Sunday, April 15, 2007

Happy and Comfy?

People almost always know how to solve their problems. But sometimes, the solution is too good for comfort, hence they ignore it and keep on trying inferior solutions which may only solve the problem partially, not solve it at all, or even make it worse. This is a pretty awful mindset, but it exists.

Everybody is a fan of comfort and it is probably one of the harder things in life to give up, because it takes so fucking long and too fucking hard to get it. ‘Comfort’ is subjective---a comfortable relationship for me involves me being able to fart in front of the guy like there’s no tomorrow, or pick my nose, or drool sticky icky-smelling saliva, or talk about the questions of the universe over a bunch of fries and floats. If I can do that with you, then I will find it very hard to leave you. That’s comfort for me. For you it may be doing your Fries-in-Nose demo in front of the girlfriend and not feel self-conscious at all. Depends. And I don’t say that only because it’s a safe answer.

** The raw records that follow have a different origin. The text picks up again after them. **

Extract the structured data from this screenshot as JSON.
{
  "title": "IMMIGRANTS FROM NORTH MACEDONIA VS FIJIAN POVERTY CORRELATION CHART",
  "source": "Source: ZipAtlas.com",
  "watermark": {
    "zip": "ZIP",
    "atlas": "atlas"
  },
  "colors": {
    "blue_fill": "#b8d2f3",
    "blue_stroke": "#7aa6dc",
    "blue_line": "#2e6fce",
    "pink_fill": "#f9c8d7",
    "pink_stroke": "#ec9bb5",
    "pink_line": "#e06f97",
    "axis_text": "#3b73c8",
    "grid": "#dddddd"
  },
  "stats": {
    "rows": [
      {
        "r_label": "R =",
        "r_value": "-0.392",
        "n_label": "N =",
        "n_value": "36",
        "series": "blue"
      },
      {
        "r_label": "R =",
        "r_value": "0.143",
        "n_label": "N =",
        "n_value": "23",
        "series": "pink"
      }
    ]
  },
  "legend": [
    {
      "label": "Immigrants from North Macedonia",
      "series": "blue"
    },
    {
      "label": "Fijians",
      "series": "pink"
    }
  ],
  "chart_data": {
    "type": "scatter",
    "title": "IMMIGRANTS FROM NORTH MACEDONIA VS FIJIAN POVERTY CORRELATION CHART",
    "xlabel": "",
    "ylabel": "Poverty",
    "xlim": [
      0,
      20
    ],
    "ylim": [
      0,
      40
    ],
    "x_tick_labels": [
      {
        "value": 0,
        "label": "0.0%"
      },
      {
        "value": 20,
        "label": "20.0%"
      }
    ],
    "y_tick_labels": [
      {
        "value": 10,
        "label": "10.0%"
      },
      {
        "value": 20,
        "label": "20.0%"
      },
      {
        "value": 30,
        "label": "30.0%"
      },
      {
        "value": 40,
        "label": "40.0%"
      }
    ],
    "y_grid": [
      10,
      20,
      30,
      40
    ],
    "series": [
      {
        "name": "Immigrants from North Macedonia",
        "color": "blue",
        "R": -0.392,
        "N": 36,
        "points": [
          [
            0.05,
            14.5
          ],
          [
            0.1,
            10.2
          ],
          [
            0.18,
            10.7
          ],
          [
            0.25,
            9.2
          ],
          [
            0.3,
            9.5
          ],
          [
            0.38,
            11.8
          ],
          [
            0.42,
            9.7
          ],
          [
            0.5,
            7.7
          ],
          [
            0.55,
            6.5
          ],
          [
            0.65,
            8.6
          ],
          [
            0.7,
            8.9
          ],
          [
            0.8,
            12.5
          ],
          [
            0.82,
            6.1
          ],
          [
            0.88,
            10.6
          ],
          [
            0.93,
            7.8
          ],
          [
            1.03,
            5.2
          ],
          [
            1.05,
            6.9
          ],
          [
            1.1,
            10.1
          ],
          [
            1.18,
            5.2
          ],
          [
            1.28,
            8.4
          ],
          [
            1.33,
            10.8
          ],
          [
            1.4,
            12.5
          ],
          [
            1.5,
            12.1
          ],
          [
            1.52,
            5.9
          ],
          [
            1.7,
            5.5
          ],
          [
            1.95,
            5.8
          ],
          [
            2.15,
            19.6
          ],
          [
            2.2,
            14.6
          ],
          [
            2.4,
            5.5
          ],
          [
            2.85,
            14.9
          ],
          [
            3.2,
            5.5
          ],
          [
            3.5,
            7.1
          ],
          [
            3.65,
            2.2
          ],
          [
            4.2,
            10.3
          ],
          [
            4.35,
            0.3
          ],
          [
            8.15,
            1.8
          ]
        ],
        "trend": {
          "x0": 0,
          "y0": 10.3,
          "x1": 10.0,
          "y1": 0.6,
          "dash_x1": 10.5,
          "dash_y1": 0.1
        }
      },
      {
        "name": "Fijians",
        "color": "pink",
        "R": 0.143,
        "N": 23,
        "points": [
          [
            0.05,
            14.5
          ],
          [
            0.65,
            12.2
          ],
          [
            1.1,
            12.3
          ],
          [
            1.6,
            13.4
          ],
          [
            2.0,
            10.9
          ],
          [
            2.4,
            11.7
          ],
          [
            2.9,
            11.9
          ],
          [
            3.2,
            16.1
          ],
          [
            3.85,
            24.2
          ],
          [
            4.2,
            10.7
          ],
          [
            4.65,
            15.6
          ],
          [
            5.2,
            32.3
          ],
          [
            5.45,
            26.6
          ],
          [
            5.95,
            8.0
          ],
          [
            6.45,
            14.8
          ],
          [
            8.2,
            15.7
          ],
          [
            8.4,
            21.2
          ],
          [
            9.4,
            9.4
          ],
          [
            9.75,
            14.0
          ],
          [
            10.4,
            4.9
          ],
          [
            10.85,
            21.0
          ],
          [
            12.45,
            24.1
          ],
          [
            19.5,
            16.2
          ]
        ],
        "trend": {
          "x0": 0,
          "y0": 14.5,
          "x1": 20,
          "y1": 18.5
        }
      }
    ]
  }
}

When the comfort is lost, then there is a problem. The human brain goes: oh noes there’s a problem and my comfort zone is violated! What do I do what do I do what do I do! Oh I know! I won’t do anything or just do this thing which I am sure will not make me lose more comfort zone ground. Nevermind if another better solution exists---I can’t. Too hard. But thing is, something that makes you comfortable does not necessarily make you happy, and vice versa. And this is where the concept of strength comes in.

Giving up comfort requires strength. But strength allows you to pursue happiness. Like I’ve mentioned above, happiness and comfort aren’t synonymous. If given a choice, I would rather be happy and strong than comfortable and weak, because I’m still stupid like that.

I guess what I’m trying to say is: reorganize your priorities. Think about what makes you comfy as opposed to what makes you happy. Then junk that bitch of a girlfriend and move on with your life. If not, stop griping and hold your tongue until a random seizure twists your body into a horrible position and you die of choking on your saliva. Something like that.